Hanlon went on cheerfully as
though he hadn’t heard her. “The man I’d like you
to meet is very experienced. He’s been with the company for
twelve years, and he’s knowledgeable about all aspects of
personal management.”

Jane listened carefully. While
she had been investigating them, they had been investigating Marcy
Hungerford. The name had rung some bell or other. She had chosen
well, but from here on she had to be cautious. They knew more about
Marcy Hungerford than she did. She decided to stop flirting. It would
do her no good to convince people Marcy Hungerford was an idiot.
“Fine,” she said. “I’ll be happy to drive up
there and meet him as soon as I’m back in California. Can you
connect me with whoever keeps his calendar?”

“Let me see if he’s
free to talk to you himself right now. I know he’d like to if
he can.”

“Even better.”

She heard a cascade of annoying
music pour out of the speaker, and watched the man in the corner
window. She saw him pick up the receiver. He talked to Hanlon for a
few seconds, reached across his desk, picked up a file, opened it,
and then pushed a button on his telephone.

“Hello, Mrs. Hungerford,”
he said. “My name is Alan Turner.”

“Hello,” she said.
She started the car and pulled away from the curb.

“I understand you’re
considering us to manage your assets.”

“Yes, I am,” she
said. She drove up the street away from the building, turned right at
the corner, and kept going west. “I’m considering several
companies. I’d like to find someone who will take
responsibility for handling things.”

“Well, that’s what
we’re in business to offer,” said Turner. “We have
experts on the staff in every aspect of financial management, and –

“I know,” she
interrupted. “Mr. Hanlon said the same thing. But let me
explain. I want to know who would be the one person coordinating
everything. I don’t want to have to call thirty people every
time I have a question.”

“I understand perfectly.
With your approval, I would manage your account myself. I don’t
do much of that anymore, but I still have a few.”

“That’s very kind.”

“Here’s what I
propose. I’ll sit down with you when you return from Palm
Beach. We’ll take an inventory of your current assets.

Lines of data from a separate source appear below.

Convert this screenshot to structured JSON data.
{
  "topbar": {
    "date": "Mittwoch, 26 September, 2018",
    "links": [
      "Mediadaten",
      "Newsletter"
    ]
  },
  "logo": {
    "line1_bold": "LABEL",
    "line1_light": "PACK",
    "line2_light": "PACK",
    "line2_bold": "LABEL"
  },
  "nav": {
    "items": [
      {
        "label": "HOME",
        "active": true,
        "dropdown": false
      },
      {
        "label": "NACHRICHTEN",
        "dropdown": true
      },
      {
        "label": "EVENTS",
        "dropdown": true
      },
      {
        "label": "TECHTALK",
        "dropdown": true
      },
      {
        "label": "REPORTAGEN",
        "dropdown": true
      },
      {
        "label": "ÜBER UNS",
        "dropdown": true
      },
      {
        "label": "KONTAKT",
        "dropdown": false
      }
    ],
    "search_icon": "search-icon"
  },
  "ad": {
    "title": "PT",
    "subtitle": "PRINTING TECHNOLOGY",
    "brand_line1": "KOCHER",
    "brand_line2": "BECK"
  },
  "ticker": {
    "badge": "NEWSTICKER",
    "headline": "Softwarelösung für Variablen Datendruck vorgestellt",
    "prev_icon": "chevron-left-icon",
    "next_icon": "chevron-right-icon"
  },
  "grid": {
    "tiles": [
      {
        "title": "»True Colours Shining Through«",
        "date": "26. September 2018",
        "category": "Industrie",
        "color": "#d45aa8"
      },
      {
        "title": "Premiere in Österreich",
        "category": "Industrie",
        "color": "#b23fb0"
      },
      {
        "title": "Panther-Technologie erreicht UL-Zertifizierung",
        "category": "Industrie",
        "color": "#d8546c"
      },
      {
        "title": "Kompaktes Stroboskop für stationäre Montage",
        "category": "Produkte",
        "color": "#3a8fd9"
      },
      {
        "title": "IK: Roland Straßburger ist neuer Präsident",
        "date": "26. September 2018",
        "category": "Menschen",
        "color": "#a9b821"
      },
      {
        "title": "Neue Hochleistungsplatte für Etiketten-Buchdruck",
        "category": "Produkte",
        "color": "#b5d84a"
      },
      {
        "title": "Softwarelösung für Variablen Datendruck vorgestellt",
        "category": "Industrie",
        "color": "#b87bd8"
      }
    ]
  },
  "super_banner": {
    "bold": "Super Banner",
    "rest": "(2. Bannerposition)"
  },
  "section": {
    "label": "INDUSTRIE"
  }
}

I’ll
examine what you have and come back with a hypothetical portfolio
that’s sufficiently diversified to ensure you a good income. We
can arrange to have it continue in perpetuity for your heirs, if you
wish.”

Jane had to be sure. “That
sounds like a trust fund.”

“That’s what it is,”
Turner said. “In my experience, people who are busy – as
I know you are, with your charity work and so on – don’t
want to waste their lives micromanaging their wealth. Over the years
I’ve helped quite a few of our clients establish trusts, and so
far we’ve done very well for them.”

Now she was sure that they’d
had Marcy Hungerford investigated. She had never mentioned charities.
“What do you charge for all this?”

“Our commission is five
percent of income,” he said. “Of course there would be
incidental fees from time to time for brokers, front-end loads on
certain purchases, and so on, but you’re familiar with those
and they don’t go to Hoffen-Bayne. They might be quite high in
the first year while we’re developing a group of haphazard
assets into a coordinated portfolio, and there will be legal fees if
you choose to establish a trust, but the costs taper off as the years
go by.”

“That all sounds good,”
said Jane. “What you’ve said in the last few minutes has
done a lot to convince me that you’re the one I’m looking
for. I’ll call you as soon as I’m back home.”

“Wonderful,” he
said. “I look forward to meeting you.”

“Goodbye,” she said,
and tapped the button to disconnect, then drove the Mercedes back to
the dealer’s lot. She looked at a few more models, then let the
salesman know that she hadn’t found anything she was really
comfortable in. She got back into her rented Honda Acura and drove
over the pass to the Hilton on the hill above Universal City and took
another room. It was a comfortable hotel, and she didn’t mind
staying there a few days while she did the paperwork. After she was
settled and had dinner she left instructions with the concierge to
have both the morning and evening editions of the
LA. Times
delivered to her room each day, and went for a walk.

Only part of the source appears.